To find out, if something runs stable, you can add:
.step temp 0 100 20
.step what start end incement
This will run the simulation multiple times and you will see, if it is stable over a wide temp range.
The problem with a sim is, that the parts are ideal in most ways. For example: components will not die in simulation. That means, if your potentiometer is rated for 50mW and you run 100mA at 20V through it, it will insta-fry (well, actually, it sometimes can take a few seconds and smells horrible. Ask me how i know)
Important questions to answer when designing an amplifier with push pull configuration:
- View both mosfets currents - do they overlap? There should of course be no time, where both are not conducting any current at all. It might be stable enought, if the lowest current is 10mA - just try to change the temperature, if this changes anything
- will your components dissipate the heat? Just hover over the component after simulating to a stable point and it will show the power dissipation (on the bottom, if I remember correctly). Otherwhise, measure the waveforms and calculate the TDP of each part. This is absolutely mandatory of course. I mean, you could also just build it like most people do, but risk frying something.
About the stability with mosfets: It does not matter at ALL. No need to balance anything. Mosfets conduct less current, when they get hot, which means, they cool down. This basically creates an equilibrium. They are self balancing. Just do not take < 20mOhm mosfets, as they could be so far unbalanced, that one conducts all current from the start (if everything is cold) and therefore fries itself because a bond wire fails or so. Relatively unlikely however.
But there is still one problem: if the temp changes, Vgs(th) also changes. This will move the bias point. So try to fix this in simulation. You absolutely have to simulate with different temperatures. If you don't do so, it will often yield in problems. Big problems. And the more complex the circuit gets, the more you risk that.
Just pretend something for a second: If your amp has a frequency range of 100kHz or higher, the bias might not matter that much. Why? Well, you just could add a 30kHz low pass with 4 stages. This would remove basically ALL the "switching" noise - if your input differential amplifier can handle such aprupt changes. It is possible, but not the best solution.
Just a question: Why even use Mosfets at all? NPN Quasi and NPN/PNP complimentary push/pull is somewhat preferable in most cases. Why? Well, it first is simpler to implement, second it has much more stable bias and third, at higher frequencies you do not need to fear the gate capacity as much. I had some circuits with mosfets - at 20kHz the signal was totally crappy, because the gate charge was far to high. Like an order of magnitude to high! Keep that in mind.

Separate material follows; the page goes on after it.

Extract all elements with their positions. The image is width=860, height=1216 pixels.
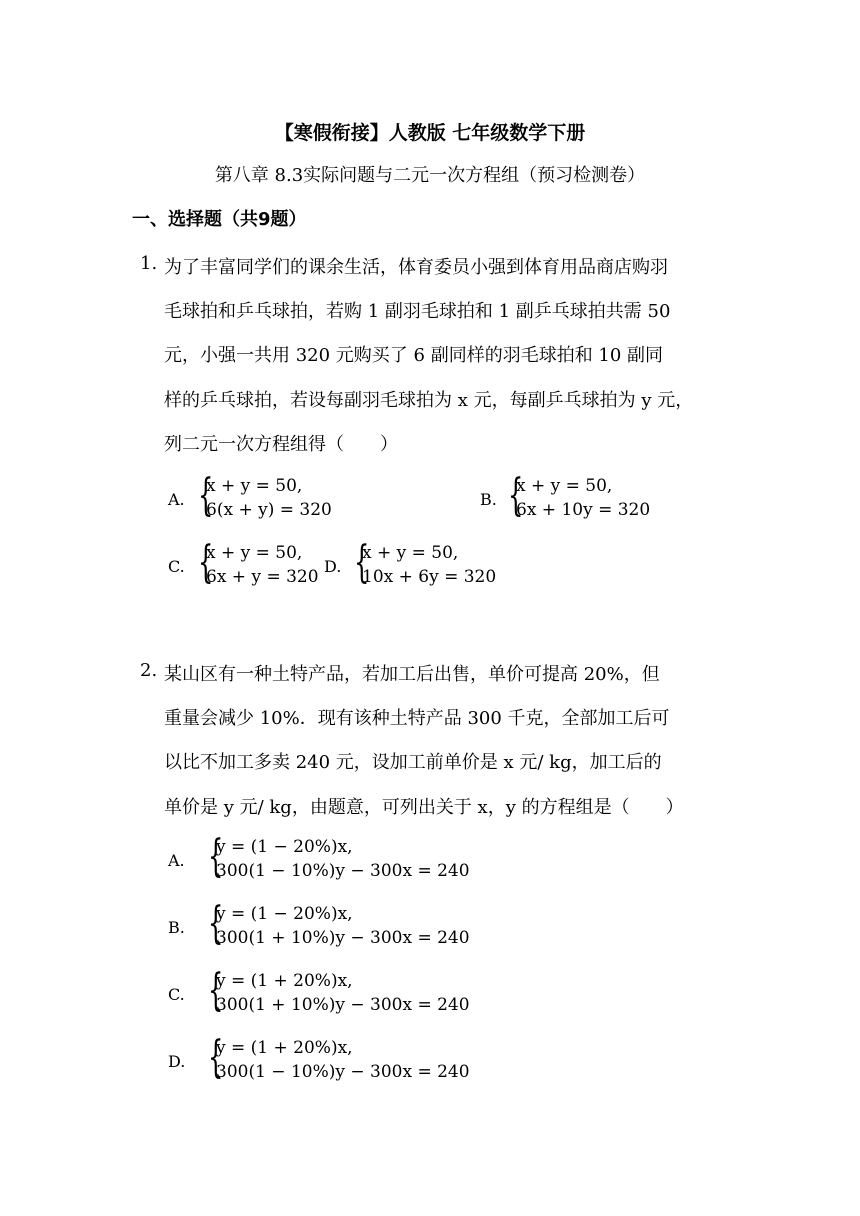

If you want to know, how to really test the performance of the amp, do the following 4 things:
- Simulation with 20kHz in and lowest input voltage (like if you use 1Vpp, use 100uV) Is the signal still clean and recognizable? Is the gain the same as full volume? Do the math.
Simulating with 20kHz and max amplitude - this shows, if the main circuit really is able to sustain the gate drive in a clean way.
Simulate at lowest frequency and max amplitude - will it be clean?
simulate at lowest frequency and lowest amplitude - will it be clean?
the last 2 are not to undereastimate! The switching, I was talking about, can be invisible at higher frequencies. It will show at lower frequencies however. Now add that to the lowest amplitude. If this also is stable and has the same gain as always, it absolutely runs smooth.
This is mandatory!
But you are not done! Repeat that at least with the following temps:
This is also mandatory!
What else to recommend?
If you want to know, if the signal really is perfect: add a resistor between the input signal and the reference ground. You can show both the current of this resistor and the output voltage. If they perfectly overlap, the signal is clean. this works, because LTspice scales the... scale ...in a "perfect" way. You will instantly see any differences. If the signal is inverted... Just duplicate the input signal and reverse the polarity. Just remember, to change both frequencies and voltages at the same time, or you will have a missmatch.
That is, how I create or test amplifiers with the most precision. Also good:
If your sine wave looks very choppy (like there are not enought polygons in a game), change the "Maximum timestep" variable, till it is a nice balance between precision and speed. LTspice sometimes calculates to few steps, if the circuit is to easy to simulate. Why waste resources? But this of course limits your ability to evaluate the waveforms.
Hope, I could help you with that advices. Most of it is very important.